Multi-national companies with subsidiaries or operations in France had until 7 June 2011 to make any required amendments to their whistleblower programs in France in order to comply with new data protection rules there. Companies which missed the deadline or have yet to address hotline obligations there should still take appropriate compliance steps after the June 7 date.

As French authorities have also recently announced their intention to conduct more company audits, including of data transfers to the US, adherence to these new procedures is prudent.

As a result of earlier court cases, significant modifications to the authorization regime in France for whistleblower programs have come into effect. In December 2010, the French data protection authority, the Commission Nationale de L’ informatique et des Libertés (“CNIL”) issued new rules, giving companies a six month grace period to comply. In particular, the scope of whistleblower programs must now be narrowed so as to exclude matters which fall within the previously permitted category of matters in the “vital interests” of the company or its employees’ physical or mental integrity; these other serious matters could earlier be reported in the hotline system but had to be referred to another department like Human Resources and dealt with there. This category arguably included, for example, reports of threats of violence, harassment, discrimination, environmental violations, violations of workplace safety rules and disclosures of trade secrets.

Whistleblower programs

Many US multi-national companies have implemented whistleblower programs, which permit employees, customers and service providers to report allegations of fraud, infractions of codes of conduct or similar complaints. For US public companies, such programs are a required part of compliance with the Sarbanes-Oxley Act of 2002 (“SOX”), and, increasingly, Foreign Corrupt Practices Act (FCPA) and Dodd-Frank issues can be reported on the same hotline number or web system. The new UK Anti- Bribery Act coming into force adds additional impetus to hotline reporting.

Implementing such programs in EU countries gives rise to certain data protection issues, which must be given constant and updated consideration. In some countries, amendments must be made to the reporting procedure in order to comply with local laws or guidelines. Many EU countries require notification of whistleblower programs to the relevant data protection authority prior to operation, and some require advance approval. Local counsel assistance, including in France, is necessary to understand and implement these filings, protocols and country practices.

AU-004 authorization

In November 2005, the CNIL published guidelines to assist companies in the introduction of whistleblower programs which are compliant with both SOX and French law. Since then, the CNIL has had a two-tier system of authorization in place, under which whistleblower programs may be authorized by either:

  1. self-certifying to the CNIL through an automated on-line process that a whistleblower program complies with certain specified parameters (the “AU-004 authorization”); or
  2. seeking the CNIL’s formal approval, which involves a longer review process and often company document submissions.

Under the 2005 guidelines, in order to meet the requirements for the online AU-004 authorization, the scope of the whistleblower program in France had to be limited to concerns about accounting, financial, banking or corruption matters or like concerns, with the provision that other serious matters in the “vital interests” of the company or its employees’ physical or mental integrity could be admitted into the hotline intake but had to be routed to the appropriate other department, like Human Resources. This approach was a welcome compromise for US multinational companies which preferred a broader scope of hotline reporting to include other categories in their codes of conduct beyond financial, accounting and fraud matters.

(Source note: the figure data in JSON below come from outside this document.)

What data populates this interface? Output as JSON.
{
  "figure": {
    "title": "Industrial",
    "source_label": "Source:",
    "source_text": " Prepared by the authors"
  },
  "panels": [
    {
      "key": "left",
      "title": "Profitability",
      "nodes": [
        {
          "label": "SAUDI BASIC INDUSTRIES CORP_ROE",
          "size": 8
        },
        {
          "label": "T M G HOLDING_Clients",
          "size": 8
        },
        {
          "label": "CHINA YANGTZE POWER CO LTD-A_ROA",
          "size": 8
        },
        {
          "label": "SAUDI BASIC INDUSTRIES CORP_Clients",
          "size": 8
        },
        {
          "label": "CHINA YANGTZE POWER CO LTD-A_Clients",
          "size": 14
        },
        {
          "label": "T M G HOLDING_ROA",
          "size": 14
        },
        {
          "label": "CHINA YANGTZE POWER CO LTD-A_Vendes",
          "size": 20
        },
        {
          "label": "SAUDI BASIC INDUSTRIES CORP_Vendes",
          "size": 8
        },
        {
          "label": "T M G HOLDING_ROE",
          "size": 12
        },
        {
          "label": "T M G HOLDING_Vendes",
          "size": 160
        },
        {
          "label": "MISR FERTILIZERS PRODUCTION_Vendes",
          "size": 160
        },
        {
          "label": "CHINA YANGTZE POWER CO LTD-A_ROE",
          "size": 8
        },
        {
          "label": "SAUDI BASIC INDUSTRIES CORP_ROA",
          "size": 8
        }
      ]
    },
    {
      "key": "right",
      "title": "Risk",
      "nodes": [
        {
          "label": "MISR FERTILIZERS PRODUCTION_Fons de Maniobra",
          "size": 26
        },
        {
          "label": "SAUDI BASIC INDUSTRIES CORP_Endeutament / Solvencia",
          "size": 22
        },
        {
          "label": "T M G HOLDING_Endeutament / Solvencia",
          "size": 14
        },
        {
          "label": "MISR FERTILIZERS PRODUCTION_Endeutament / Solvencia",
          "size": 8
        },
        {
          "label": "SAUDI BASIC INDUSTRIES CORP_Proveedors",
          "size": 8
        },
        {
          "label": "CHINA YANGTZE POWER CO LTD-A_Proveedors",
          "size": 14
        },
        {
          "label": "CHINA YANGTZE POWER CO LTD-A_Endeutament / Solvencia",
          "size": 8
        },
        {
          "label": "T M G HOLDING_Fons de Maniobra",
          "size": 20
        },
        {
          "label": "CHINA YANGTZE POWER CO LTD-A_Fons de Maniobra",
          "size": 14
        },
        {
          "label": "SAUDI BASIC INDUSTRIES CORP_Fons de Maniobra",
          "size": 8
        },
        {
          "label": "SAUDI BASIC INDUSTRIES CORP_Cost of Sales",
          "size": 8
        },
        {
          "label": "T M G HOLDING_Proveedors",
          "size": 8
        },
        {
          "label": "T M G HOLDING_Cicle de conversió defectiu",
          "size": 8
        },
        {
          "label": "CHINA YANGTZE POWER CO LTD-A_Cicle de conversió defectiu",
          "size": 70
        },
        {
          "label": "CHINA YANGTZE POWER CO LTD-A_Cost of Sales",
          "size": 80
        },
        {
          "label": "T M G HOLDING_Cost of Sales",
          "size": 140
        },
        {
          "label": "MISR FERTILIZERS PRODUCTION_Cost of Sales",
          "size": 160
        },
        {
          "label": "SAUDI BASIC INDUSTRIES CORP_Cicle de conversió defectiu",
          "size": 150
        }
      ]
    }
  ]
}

In a decision of the French Supreme Court in December 2009 concerning the French company Dassault Systèmes, the court decided that the AU-004 authorization should be restricted to whistleblower programs which excluded these other serious “vital interests” matters. Where the scope of reporting in a whistleblower program operating in France was more expansive, it was held that it should be submitted to the CNIL for formal approval.

As a result, in late 2010, the CNIL issued revised guidance for the AU-004 authorization, but extending the compliance deadline for six months. Companies wishing to qualify must now restrict the whistleblower program scope to concerns about accounting, financial, banking, anti-competitive or corruption matters. The category of matters in the “vital interests” of the company or its employees’ physical or mental integrity is no longer permitted in the online AU-004 authorization. Such concerns, of course, could still be reported though normal labor channels, including to supervisors or managers, which are separate from the hotline and outside the CNIL’s rules.

Action required

Companies that have filed an AU-004 authorization had until 7 June 2011 to make any required amendments to their whistleblower programs to comply with the CNIL’s revised guidance. Going forward, hotline reports which relate to these other serious “vital interests” matters should not be submitted in France under the AU-004 notification. If the reporting scope in France is limited as such, and reflected in the company’s hotline procedure, it is reportedly not necessary to file a new AU-004 authorization. Whistleblower programs that are broader in scope or otherwise do not meet the revised AU-004 authorization requirements must be submitted to the CNIL for formal approval under the new process.

Employees should be notified of changes to whistleblower programs in order that they are aware that these other serious “vital interests” matters should no longer be reported through the hotline in France. Employee bodies, including works councils, should also be notified of the changes, where appropriate. Obtaining local French counsel advice is often critical to such undertakings, labor issues and CNIL practice.